The Steam launch of Dolphin, an open-source emulator for the Wii and the GameCube, has been postponed indefinitely (via PC gamer). A blog post from the developers says this is due to a Nintendo “ceasing citing the DMCA” (a earlier version of the blog post just said “issued a DMCA” but it has since been updated) after they did announced plans for a Steam launch in March.

It is with great disappointment that we have to announce that the release of Dolphin on Steam has been postponed indefinitely. We have been notified by Valve that Nintendo has issued a ceasefire citing the DMCA against Dolphin’s Steam page, and have removed Dolphin from Steam until the matter is resolved. We are currently exploring our options and will have a more in-depth response in the near future.

We appreciate your patience in the meantime.

Pierre Bourdon, who says he was involved with Dolphin in various capacities for over 10 years and is mentioned in Valve’s email, writes in a series of Mastodon posts that the notice was the result of a back-and-forth with Nintendo initiated by Steam and did not constitute a DMCA notice, calling the action “just standard legal takedowns/C&D between two companies”.

One element Nintendo uses to justify its request to block Dolphin lies in the distribution of the Wii AES-128 disk encryption, according to Bourdon. Instead of asking users to provide the key themselves, for years the software ships with the Wii’s “common key” embedded in the source code.

Bourdon wrote on Mastodon that, unlike a simple DMCA takedown, Dolphin’s makers have no legal means of pushing back in this case. This leaves the group at the whim of Valve, who it believes Nintendo could have ignored at this stage without any repercussions.

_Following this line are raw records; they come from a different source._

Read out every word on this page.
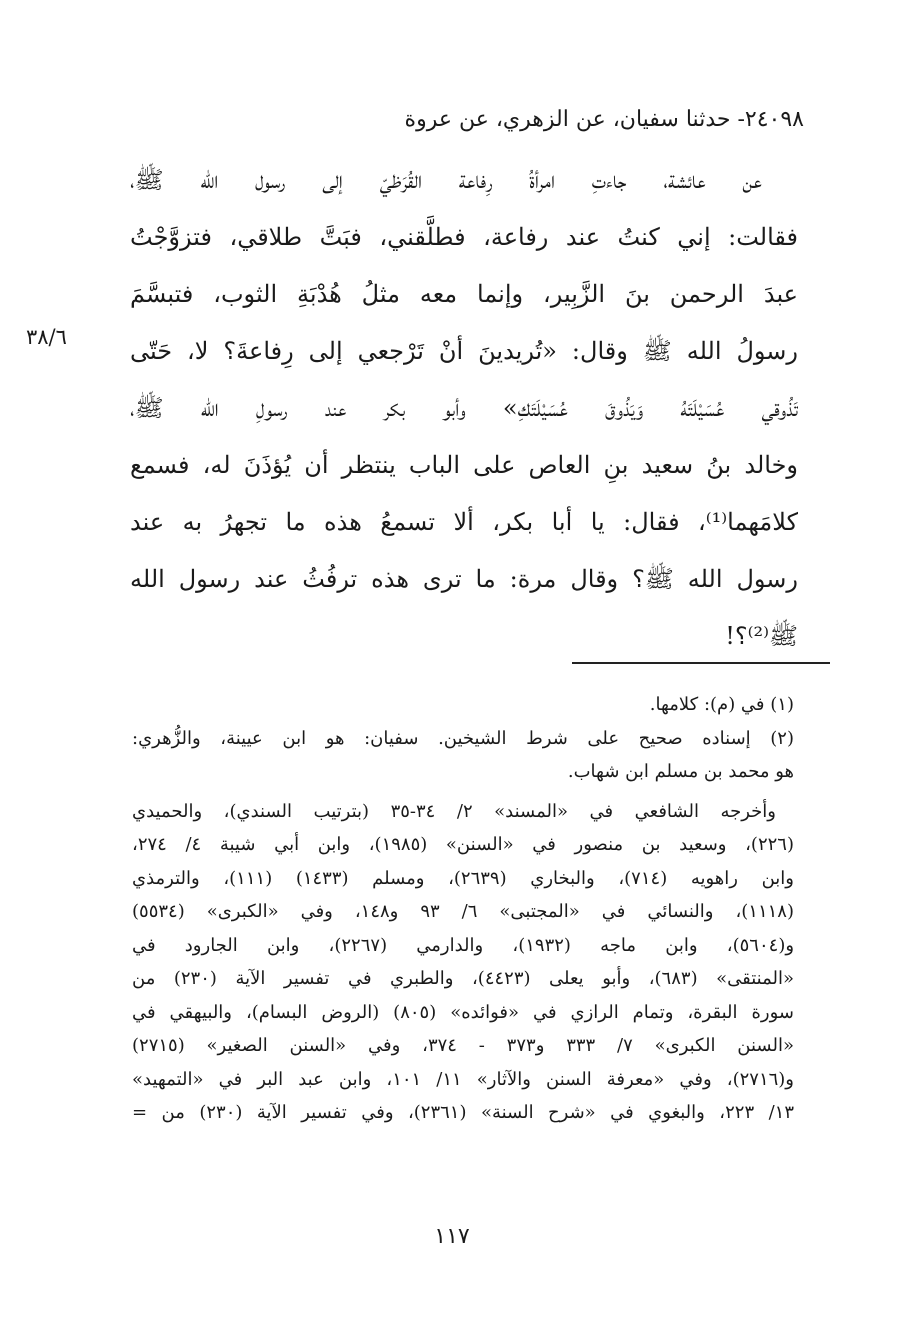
٢٤٠٩٨- حدثنا سفيان، عن الزهري، عن عروة
عن عائشة، جاءتِ امرأةُ رِفاعة القُرَظيّ إلى رسول الله ﷺ،
فقالت: إني كنتُ عند رفاعة، فطلَّقني، فبَتَّ طلاقي، فتزوَّجْتُ
عبدَ الرحمن بنَ الزَّبِير، وإنما معه مثلُ هُدْبَةِ الثوب، فتبسَّمَ
رسولُ الله ﷺ وقال: «تُريدينَ أنْ تَرْجعي إلى رِفاعةَ؟ لا، حَتّى
تَذُوقي عُسَيْلَتَهُ وَيَذُوقَ عُسَيْلَتَكِ» وأبو بكر عند رسولِ الله ﷺ،
وخالد بنُ سعيد بنِ العاص على الباب ينتظر أن يُؤذَنَ له، فسمع
كلامَهما⁽¹⁾، فقال: يا أبا بكر، ألا تسمعُ هذه ما تجهرُ به عند
رسول الله ﷺ؟ وقال مرة: ما ترى هذه ترفُثُ عند رسول الله
ﷺ⁽²⁾؟!
٣٨/٦
(١) في (م): كلامها.
(٢) إسناده صحيح على شرط الشيخين. سفيان: هو ابن عيينة، والزُّهري:
هو محمد بن مسلم ابن شهاب.
وأخرجه الشافعي في «المسند» ٢/ ٣٤-٣٥ (بترتيب السندي)، والحميدي
(٢٢٦)، وسعيد بن منصور في «السنن» (١٩٨٥)، وابن أبي شيبة ٤/ ٢٧٤،
وابن راهويه (٧١٤)، والبخاري (٢٦٣٩)، ومسلم (١٤٣٣) (١١١)، والترمذي
(١١١٨)، والنسائي في «المجتبى» ٦/ ٩٣ و١٤٨، وفي «الكبرى» (٥٥٣٤)
و(٥٦٠٤)، وابن ماجه (١٩٣٢)، والدارمي (٢٢٦٧)، وابن الجارود في
«المنتقى» (٦٨٣)، وأبو يعلى (٤٤٢٣)، والطبري في تفسير الآية (٢٣٠) من
سورة البقرة، وتمام الرازي في «فوائده» (٨٠٥) (الروض البسام)، والبيهقي في
«السنن الكبرى» ٧/ ٣٣٣ و٣٧٣ - ٣٧٤، وفي «السنن الصغير» (٢٧١٥)
و(٢٧١٦)، وفي «معرفة السنن والآثار» ١١/ ١٠١، وابن عبد البر في «التمهيد»
١٣/ ٢٢٣، والبغوي في «شرح السنة» (٢٣٦١)، وفي تفسير الآية (٢٣٠) من =
١١٧
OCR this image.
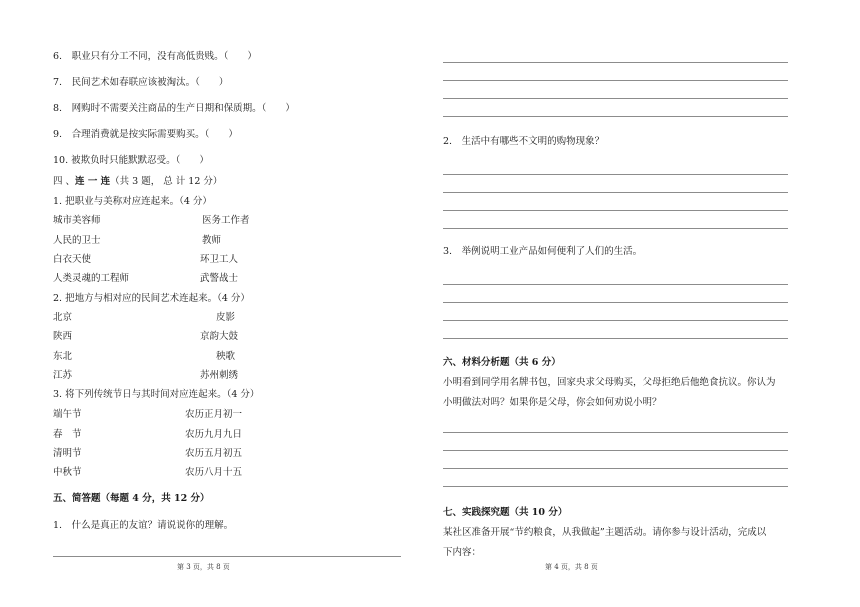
6.　职业只有分工不同，没有高低贵贱。（　　）
7.　民间艺术如春联应该被淘汰。（　　）
8.　网购时不需要关注商品的生产日期和保质期。（　　）
9.　合理消费就是按实际需要购买。（　　）
10. 被欺负时只能默默忍受。（　　）
四 、连 一 连（共 3 题， 总 计 12 分）
1. 把职业与美称对应连起来。（4 分）
城市美容师	医务工作者
人民的卫士	教师
白衣天使	环卫工人
人类灵魂的工程师	武警战士
2. 把地方与相对应的民间艺术连起来。（4 分）
北京	皮影
陕西	京韵大鼓
东北	秧歌
江苏	苏州刺绣
3. 将下列传统节日与其时间对应连起来。（4 分）
端午节	农历正月初一
春　节	农历九月九日
清明节	农历五月初五
中秋节	农历八月十五
五、简答题（每题 4 分，共 12 分）
1.　什么是真正的友谊？请说说你的理解。
第 3 页，共 8 页
2.　生活中有哪些不文明的购物现象？
3.　举例说明工业产品如何便利了人们的生活。
六、材料分析题（共 6 分）
小明看到同学用名牌书包，回家央求父母购买，父母拒绝后他绝食抗议。你认为
小明做法对吗？如果你是父母，你会如何劝说小明？
七、实践探究题（共 10 分）
某社区准备开展“节约粮食，从我做起”主题活动。请你参与设计活动，完成以
下内容：
第 4 页，共 8 页
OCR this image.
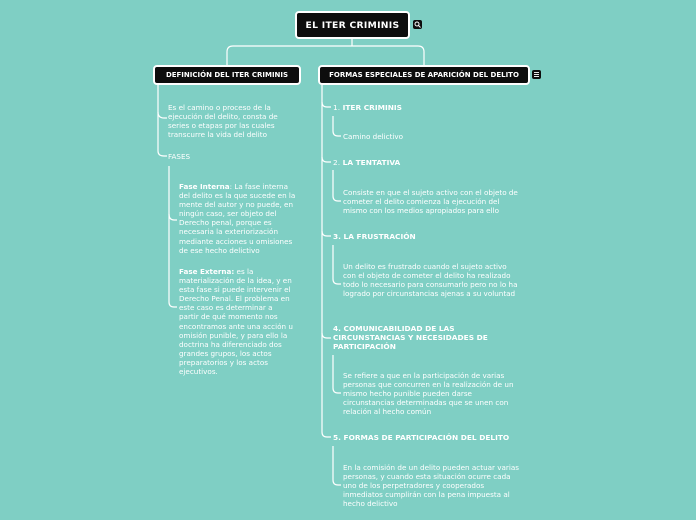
EL ITER CRIMINIS
DEFINICIÓN DEL ITER CRIMINIS	FORMAS ESPECIALES DE APARICIÓN DEL DELITO
Es el camino o proceso de la ejecución del delito, consta de series o etapas por las cuales transcurre la vida del delito
FASES
Fase Interna: La fase interna del delito es la que sucede en la mente del autor y no puede, en ningún caso, ser objeto del Derecho penal, porque es necesaria la exteriorización mediante acciones u omisiones de ese hecho delictivo
Fase Externa: es la materialización de la idea, y en esta fase si puede intervenir el Derecho Penal. El problema en este caso es determinar a partir de qué momento nos encontramos ante una acción u omisión punible, y para ello la doctrina ha diferenciado dos grandes grupos, los actos preparatorios y los actos ejecutivos.
1. ITER CRIMINIS
Camino delictivo
2. LA TENTATIVA
Consiste en que el sujeto activo con el objeto de cometer el delito comienza la ejecución del mismo con los medios apropiados para ello
3. LA FRUSTRACIÓN
Un delito es frustrado cuando el sujeto activo con el objeto de cometer el delito ha realizado todo lo necesario para consumarlo pero no lo ha logrado por circunstancias ajenas a su voluntad
4. COMUNICABILIDAD DE LAS CIRCUNSTANCIAS Y NECESIDADES DE PARTICIPACIÓN
Se refiere a que en la participación de varias personas que concurren en la realización de un mismo hecho punible pueden darse circunstancias determinadas que se unen con relación al hecho común
5. FORMAS DE PARTICIPACIÓN DEL DELITO
En la comisión de un delito pueden actuar varias personas, y cuando esta situación ocurre cada uno de los perpetradores y cooperados inmediatos cumplirán con la pena impuesta al hecho delictivo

We’ve reached out to Valve, Nintendo, and The Dolphin Emulator Project for further comment.

At least one other emulator, , exists on the Steam platform, although that software doesn’t work quite the same way as Dolphin. Where Dolphin directly emulates the GameCube and Wii consoles, RetroArch serves as a frontend into which emulator “cores” can be loaded, giving users one central place to configure software settings for their emulators.